Я закрыл глаза, притворяясь, что сплю.
– Эй, Костэкел, слышишь меня? – спросил отец таким добрым голосом, словно хотел сообщить долгожданную весть.
– Что такое? – неохотно отозвался я.
– Хорошо, что ты не разделся. Принеси-ка ведро воды, а то мама поставила тесто и к утру должен быть хлеб.
– Не пойду, – пробормотал я сердито и дерзко отвернулся: ходи, мол, с козыря.
– Это почему же?
– Потому что не пойду. Я сплю, ясно? Отчего до сих пор сами не принесли? Колодец во дворе, до Валя Адынкэ бежать не надо. Или вам наша вода нехороша?
– Хороша. Только надо, чтобы ты ее освятил.
– Это не по моей части. Я вам не батюшка. Ты сам у нас и поп и хозяин. А мне как-то не к лицу подсиживать тебя.
– Да?
– Да. Спокойной ночи, отец.
– Пропади пропадом та долина, где я тебя нашел! – взорвался он, скидывая одеяло. – Я тебе покажу спокойную ночь! Я тебе покажу попа! Зарежу!… Топор!

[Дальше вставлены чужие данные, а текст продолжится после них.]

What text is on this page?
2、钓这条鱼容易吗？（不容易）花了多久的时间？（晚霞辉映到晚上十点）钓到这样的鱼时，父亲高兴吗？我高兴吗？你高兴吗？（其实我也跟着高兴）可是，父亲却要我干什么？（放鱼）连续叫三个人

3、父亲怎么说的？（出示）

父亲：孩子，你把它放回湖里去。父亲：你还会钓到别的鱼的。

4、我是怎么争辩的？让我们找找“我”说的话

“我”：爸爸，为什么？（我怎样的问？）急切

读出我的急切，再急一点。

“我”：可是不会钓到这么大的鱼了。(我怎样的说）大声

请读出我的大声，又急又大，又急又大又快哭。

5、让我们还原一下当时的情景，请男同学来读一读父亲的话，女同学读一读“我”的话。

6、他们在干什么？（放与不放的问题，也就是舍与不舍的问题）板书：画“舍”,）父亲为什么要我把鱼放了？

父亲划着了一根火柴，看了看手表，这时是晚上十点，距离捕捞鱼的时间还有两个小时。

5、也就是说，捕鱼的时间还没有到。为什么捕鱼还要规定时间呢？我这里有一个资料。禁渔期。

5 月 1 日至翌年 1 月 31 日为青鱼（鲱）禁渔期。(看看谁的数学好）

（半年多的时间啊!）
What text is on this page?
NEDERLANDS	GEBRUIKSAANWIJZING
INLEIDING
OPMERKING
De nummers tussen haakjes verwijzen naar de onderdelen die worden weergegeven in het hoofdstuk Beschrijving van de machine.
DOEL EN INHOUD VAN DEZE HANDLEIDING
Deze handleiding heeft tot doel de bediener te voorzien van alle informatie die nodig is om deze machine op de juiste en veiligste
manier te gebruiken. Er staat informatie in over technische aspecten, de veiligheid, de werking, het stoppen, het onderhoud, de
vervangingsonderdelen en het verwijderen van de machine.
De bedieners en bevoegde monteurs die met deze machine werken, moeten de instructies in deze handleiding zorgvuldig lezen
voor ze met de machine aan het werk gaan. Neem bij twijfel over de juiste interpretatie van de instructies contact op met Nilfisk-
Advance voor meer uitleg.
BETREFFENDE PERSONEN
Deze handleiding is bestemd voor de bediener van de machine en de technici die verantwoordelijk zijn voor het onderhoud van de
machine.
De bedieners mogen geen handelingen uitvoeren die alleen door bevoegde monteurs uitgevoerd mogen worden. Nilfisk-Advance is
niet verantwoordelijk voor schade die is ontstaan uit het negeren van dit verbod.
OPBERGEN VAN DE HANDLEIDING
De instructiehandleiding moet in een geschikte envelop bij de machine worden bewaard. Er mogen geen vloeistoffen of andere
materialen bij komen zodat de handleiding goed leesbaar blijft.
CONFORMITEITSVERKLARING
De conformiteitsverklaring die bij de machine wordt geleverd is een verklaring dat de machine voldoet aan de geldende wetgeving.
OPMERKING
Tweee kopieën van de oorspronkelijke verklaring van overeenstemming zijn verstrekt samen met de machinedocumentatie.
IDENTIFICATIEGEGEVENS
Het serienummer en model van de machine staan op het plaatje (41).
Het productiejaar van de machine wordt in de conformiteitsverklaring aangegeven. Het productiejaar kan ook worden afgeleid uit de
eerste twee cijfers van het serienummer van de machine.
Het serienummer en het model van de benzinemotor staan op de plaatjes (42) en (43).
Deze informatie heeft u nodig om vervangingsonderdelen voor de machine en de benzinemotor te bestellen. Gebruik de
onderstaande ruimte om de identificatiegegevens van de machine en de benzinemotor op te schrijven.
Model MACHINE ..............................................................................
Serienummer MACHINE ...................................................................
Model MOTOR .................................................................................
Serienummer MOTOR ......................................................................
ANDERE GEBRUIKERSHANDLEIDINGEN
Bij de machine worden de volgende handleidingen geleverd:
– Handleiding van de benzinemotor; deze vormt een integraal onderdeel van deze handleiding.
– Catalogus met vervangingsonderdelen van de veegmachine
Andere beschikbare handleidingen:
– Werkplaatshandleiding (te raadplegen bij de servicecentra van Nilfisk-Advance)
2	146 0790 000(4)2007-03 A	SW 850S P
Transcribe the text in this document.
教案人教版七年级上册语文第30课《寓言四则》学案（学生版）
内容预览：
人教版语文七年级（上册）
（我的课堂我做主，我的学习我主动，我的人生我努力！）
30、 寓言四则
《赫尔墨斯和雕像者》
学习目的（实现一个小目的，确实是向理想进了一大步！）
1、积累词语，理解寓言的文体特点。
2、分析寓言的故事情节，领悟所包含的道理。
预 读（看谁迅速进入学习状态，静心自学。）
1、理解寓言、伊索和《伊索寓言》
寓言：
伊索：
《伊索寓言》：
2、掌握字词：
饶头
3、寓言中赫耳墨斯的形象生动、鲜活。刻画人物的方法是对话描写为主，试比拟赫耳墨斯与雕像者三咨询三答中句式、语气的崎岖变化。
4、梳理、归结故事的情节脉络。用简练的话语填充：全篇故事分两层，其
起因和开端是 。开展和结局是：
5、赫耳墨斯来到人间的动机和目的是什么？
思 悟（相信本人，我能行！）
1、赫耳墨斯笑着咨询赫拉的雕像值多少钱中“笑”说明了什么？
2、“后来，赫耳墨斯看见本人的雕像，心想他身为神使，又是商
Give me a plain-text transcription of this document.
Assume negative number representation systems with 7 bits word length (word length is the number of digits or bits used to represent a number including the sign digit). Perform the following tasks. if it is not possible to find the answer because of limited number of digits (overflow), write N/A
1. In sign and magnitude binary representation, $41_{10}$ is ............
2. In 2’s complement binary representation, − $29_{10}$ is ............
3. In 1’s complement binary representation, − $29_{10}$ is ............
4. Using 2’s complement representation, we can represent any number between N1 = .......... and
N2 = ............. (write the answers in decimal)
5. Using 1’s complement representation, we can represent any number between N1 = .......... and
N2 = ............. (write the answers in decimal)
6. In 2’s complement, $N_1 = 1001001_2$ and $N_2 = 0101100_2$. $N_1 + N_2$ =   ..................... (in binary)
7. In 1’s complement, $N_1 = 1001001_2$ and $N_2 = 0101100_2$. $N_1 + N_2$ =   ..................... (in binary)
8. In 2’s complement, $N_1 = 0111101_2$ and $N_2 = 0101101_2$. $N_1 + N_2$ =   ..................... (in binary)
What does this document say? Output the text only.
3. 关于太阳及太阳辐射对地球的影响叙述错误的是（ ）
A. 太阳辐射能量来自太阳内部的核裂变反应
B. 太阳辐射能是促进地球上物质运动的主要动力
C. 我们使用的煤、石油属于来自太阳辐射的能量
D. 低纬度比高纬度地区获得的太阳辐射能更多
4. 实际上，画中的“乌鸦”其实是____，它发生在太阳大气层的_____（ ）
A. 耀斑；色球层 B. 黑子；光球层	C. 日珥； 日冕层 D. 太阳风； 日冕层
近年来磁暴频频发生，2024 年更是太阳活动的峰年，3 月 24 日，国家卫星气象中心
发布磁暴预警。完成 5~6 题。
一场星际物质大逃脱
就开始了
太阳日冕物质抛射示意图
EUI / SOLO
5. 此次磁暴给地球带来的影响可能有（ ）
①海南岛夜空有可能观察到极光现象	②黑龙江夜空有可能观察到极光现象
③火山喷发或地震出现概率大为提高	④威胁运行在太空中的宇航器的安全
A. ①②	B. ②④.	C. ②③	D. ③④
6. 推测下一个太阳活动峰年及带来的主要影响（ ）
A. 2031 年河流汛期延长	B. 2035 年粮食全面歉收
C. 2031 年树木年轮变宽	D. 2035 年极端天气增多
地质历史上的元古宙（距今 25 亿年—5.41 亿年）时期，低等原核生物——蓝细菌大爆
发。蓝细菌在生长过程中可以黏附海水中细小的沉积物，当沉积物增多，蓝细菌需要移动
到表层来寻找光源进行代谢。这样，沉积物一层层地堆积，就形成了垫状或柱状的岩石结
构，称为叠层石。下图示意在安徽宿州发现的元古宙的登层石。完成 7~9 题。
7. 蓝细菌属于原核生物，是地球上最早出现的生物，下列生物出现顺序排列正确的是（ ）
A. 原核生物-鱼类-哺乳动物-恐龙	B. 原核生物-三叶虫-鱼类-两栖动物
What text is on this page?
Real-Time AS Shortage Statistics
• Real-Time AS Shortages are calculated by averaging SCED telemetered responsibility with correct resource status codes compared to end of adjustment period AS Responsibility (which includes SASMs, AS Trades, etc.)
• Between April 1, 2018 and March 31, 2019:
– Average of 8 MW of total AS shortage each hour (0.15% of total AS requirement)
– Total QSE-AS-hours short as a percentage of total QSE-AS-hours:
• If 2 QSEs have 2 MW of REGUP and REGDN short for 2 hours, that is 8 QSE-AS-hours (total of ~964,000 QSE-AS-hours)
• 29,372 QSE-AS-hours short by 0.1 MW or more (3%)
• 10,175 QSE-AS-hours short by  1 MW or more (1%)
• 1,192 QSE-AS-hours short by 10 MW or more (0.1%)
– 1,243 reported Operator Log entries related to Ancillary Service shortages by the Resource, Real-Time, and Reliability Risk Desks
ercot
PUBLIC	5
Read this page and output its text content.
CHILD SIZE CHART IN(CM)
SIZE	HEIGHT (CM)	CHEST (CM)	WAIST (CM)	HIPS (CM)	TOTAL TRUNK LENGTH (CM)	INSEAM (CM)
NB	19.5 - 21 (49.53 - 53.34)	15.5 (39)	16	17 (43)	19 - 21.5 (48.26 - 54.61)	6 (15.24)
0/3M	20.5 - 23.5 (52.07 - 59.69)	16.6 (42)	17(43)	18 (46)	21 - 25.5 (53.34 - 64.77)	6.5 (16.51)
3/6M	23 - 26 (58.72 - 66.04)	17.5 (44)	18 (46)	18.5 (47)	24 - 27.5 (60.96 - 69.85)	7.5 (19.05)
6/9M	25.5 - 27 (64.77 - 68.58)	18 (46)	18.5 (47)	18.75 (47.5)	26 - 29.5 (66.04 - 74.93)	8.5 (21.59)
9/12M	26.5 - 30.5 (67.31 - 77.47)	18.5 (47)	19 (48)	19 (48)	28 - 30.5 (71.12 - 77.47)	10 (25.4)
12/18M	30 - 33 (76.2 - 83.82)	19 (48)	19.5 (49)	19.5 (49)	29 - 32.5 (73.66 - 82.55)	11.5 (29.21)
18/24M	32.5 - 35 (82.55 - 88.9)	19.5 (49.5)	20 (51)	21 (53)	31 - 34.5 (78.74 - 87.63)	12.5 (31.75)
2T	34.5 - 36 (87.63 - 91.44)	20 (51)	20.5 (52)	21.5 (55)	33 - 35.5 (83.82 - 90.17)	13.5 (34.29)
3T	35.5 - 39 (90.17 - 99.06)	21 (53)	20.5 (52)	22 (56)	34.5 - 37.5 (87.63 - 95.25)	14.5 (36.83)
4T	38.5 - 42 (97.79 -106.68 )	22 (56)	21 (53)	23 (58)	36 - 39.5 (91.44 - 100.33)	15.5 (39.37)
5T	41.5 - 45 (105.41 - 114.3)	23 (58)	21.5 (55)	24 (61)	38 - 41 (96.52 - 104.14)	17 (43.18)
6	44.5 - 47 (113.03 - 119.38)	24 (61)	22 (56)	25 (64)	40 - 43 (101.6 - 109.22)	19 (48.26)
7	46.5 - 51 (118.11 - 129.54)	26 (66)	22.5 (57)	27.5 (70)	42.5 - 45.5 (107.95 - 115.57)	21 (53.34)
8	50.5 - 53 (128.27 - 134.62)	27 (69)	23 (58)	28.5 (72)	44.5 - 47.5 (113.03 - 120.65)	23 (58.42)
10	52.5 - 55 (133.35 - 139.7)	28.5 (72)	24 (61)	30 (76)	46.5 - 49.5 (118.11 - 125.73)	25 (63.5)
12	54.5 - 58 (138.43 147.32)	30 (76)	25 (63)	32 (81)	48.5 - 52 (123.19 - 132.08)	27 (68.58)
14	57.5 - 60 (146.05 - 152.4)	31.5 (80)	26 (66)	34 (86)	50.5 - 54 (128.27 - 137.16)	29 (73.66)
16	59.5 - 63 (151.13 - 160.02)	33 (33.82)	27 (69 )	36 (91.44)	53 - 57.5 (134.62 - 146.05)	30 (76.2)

Я вылетел за дверь, как подхваченный ветром. Молния и та не догнала бы меня.
Отец не стал одеваться. Как был в портках и нательной рубахе, опрометью кинулся с печи. Под навесом он едва не сцапал меня за ворот, но зацепился за рога плуга, оборвал ноготь на ноге и, зашипев от боли, остановился.
Стал и я, ожидая, что будет дальше. Может, теперь он успокоится и заговорит со мной по-человечески.
Однако боль только раззадорила его.
– Ну, Костэкел, держись, – пригрозил он. – Хоть до утра бегай, я тебя достану. Будет тебе крещение! – И неожиданно бросился вперед.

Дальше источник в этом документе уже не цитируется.